At what age is women still of childbearing age? Given early puberty and medical advances say 10-51 (remember the Brazilian girl pregnant with twins by her stepfather - age 9). Then you have to assume that every woman of childbearing age (hereafter WCBA single and plural) might be pregnant. Even nuns might be lying and a woman carrying a tiny baby around in sling might have borrowed it.
So now you have all that cohort who, it must be assumed, might be not one person, but two. And one of those two is going to be under age. For everything.
So "adults only" swimming sessions (do you have those?) No WCBA. Adult films? Drinking? Employment law - where can you employ the under-5s, or a woman who carries a 6-month old baby with her wherever she goes?
I presume the WCBA can vote for herself, but foetal personhood (however established) is sure going to mess up the census counts. Unless, of course they discount the WCBA and just count the possible potential foetuses.
And then there's lifts (elevators) - they have a limit to how many persons can be carried; ditto buses.
And all because that amendment makes it necessary to assume that restrictions apply not just to women who are pregnant, but to any woman who might be pregnant, but doesn't know it yet.
If you don't trust a woman to behave responsibly, then it could easily apply to women who KNOW they are NOT pregnant, but can't prove it to a bus driver. Perhaps a woman over that age (whatever it is) should have an ID card certifying that she cannot be pregnant (the menopause card!) to replace the one that says you're old enough to drink - since alcohol damages the person you might be hosting.
I saw a comment from one doctor that personhood status for foetuses would be enormously beneficial, because that way drinking during pregnancy would become child abuse, and he hated what foetal alcohol syndrome did to babies.

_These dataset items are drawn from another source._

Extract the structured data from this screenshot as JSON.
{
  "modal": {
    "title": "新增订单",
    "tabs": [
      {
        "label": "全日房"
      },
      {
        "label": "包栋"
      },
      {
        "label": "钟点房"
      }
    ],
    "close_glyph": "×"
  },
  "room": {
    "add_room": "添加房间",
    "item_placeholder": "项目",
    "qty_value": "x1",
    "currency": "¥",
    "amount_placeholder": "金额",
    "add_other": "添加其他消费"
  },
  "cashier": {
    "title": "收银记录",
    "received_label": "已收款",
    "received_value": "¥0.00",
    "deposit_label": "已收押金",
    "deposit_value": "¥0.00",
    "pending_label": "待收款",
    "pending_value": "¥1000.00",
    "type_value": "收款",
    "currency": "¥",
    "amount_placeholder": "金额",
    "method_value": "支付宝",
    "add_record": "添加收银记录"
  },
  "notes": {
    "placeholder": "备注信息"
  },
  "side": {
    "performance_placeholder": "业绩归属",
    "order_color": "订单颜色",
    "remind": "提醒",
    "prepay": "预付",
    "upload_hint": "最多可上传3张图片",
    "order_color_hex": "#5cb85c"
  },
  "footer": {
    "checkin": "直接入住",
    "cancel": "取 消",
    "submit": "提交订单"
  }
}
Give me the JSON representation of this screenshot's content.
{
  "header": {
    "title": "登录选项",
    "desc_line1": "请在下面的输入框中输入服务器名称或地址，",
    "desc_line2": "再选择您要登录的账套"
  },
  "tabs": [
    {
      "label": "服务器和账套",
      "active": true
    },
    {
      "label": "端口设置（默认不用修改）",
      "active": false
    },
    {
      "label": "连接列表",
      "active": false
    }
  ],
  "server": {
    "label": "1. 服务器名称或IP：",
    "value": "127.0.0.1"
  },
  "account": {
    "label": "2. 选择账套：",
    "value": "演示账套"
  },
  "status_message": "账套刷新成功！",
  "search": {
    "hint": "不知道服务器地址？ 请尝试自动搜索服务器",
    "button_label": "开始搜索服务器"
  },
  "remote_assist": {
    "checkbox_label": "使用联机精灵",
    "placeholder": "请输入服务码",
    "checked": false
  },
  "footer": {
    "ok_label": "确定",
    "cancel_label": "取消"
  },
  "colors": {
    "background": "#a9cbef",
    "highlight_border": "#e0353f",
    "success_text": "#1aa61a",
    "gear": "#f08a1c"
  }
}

Someone else pointed out that it might mean the end of IVF as we know it, since any "surplus" embryos could not be destroyed (homicide) even if they were severely damaged (ADA), and couldn't even be frozen as that would count as child abuse.
Some of this certainly sounds far-fetched (and yes, I have read "The Handmaid's Tale") and surely the law-makers would have the sense to frame the law so as to avoid some of the more obvious pitfalls. But with such a barmy law, there would be lots of unintended consequences and it would be a cornucopia of possibilities for the lawyers.